Эти слова как ножом по сердцу резанули Виргилия. У обоих на глаза навернулись слезы. Он обнял девушку и потерянно прижал к своей груди. У нее было не меньше, а может быть, и больше причин отчаиваться, чем у него. Ведь именно она будет принесена в жертву на алтарь изящных искусств. Это она родилась в семье художника в Венеции, где по традиции профессия художника передавалась от отца к детям, от сестры к брату, от дяди к племяннику[101]. Это она будет вынуждена выйти замуж за рисовальщика либо скульптора, архитектора либо золотых дел мастера.
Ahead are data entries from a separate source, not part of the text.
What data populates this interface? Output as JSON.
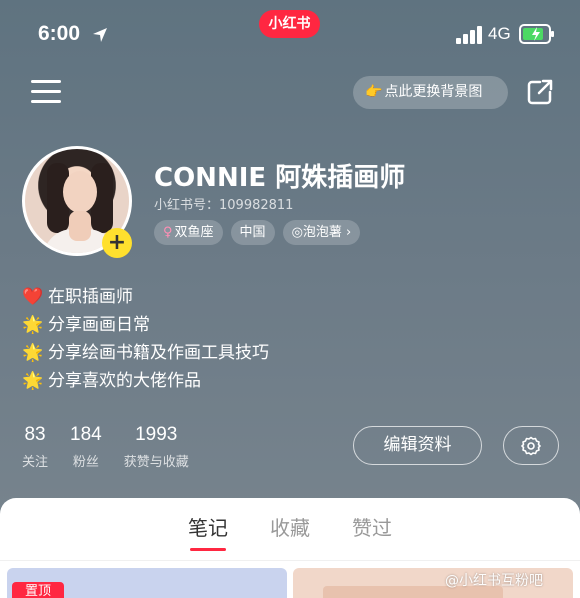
{
  "status_bar": {
    "time": "6:00",
    "network": "4G"
  },
  "app_badge": "小红书",
  "top_bar": {
    "background_button": "点此更换背景图",
    "background_button_emoji": "👉"
  },
  "profile": {
    "nickname": "CONNIE 阿姝插画师",
    "user_id": "小红书号：109982811",
    "tags": [
      {
        "icon": "♀",
        "label": "双鱼座"
      },
      {
        "label": "中国"
      },
      {
        "icon": "◎",
        "label": "泡泡薯 ›"
      }
    ],
    "add_button": "+"
  },
  "bio": [
    {
      "emoji": "❤️",
      "text": "在职插画师"
    },
    {
      "emoji": "🌟",
      "text": "分享画画日常"
    },
    {
      "emoji": "🌟",
      "text": "分享绘画书籍及作画工具技巧"
    },
    {
      "emoji": "🌟",
      "text": "分享喜欢的大佬作品"
    }
  ],
  "stats": [
    {
      "value": "83",
      "label": "关注"
    },
    {
      "value": "184",
      "label": "粉丝"
    },
    {
      "value": "1993",
      "label": "获赞与收藏"
    }
  ],
  "edit_button": "编辑资料",
  "tabs": [
    {
      "label": "笔记",
      "active": true
    },
    {
      "label": "收藏",
      "active": false
    },
    {
      "label": "赞过",
      "active": false
    }
  ],
  "pinned_label": "置顶",
  "watermark": "@小红书互粉吧",
  "colors": {
    "brand": "#ff2741",
    "add_button": "#ffe02e"
  }
}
Его же никто не принудит к браку с кем бы то ни было. И вдруг тут же, на ступеньках моста, под сенью церкви Пресвятой Девы, второй раз в жизни потеряв надежду на счастье с любимой, Виргилий ясно осознал, что не женится никогда. Прижавшись к нему, Мариетта подняла на него глаза. Он провел рукой по ее волосам, дотронулся до ямочки и потонул в ее взгляде.

— Пойдем, Виргилио, спрячем нашу грусть в саду Заффо. Я не выйду замуж до тех пор, пока ты насовсем не уедешь во Францию. Клянусь.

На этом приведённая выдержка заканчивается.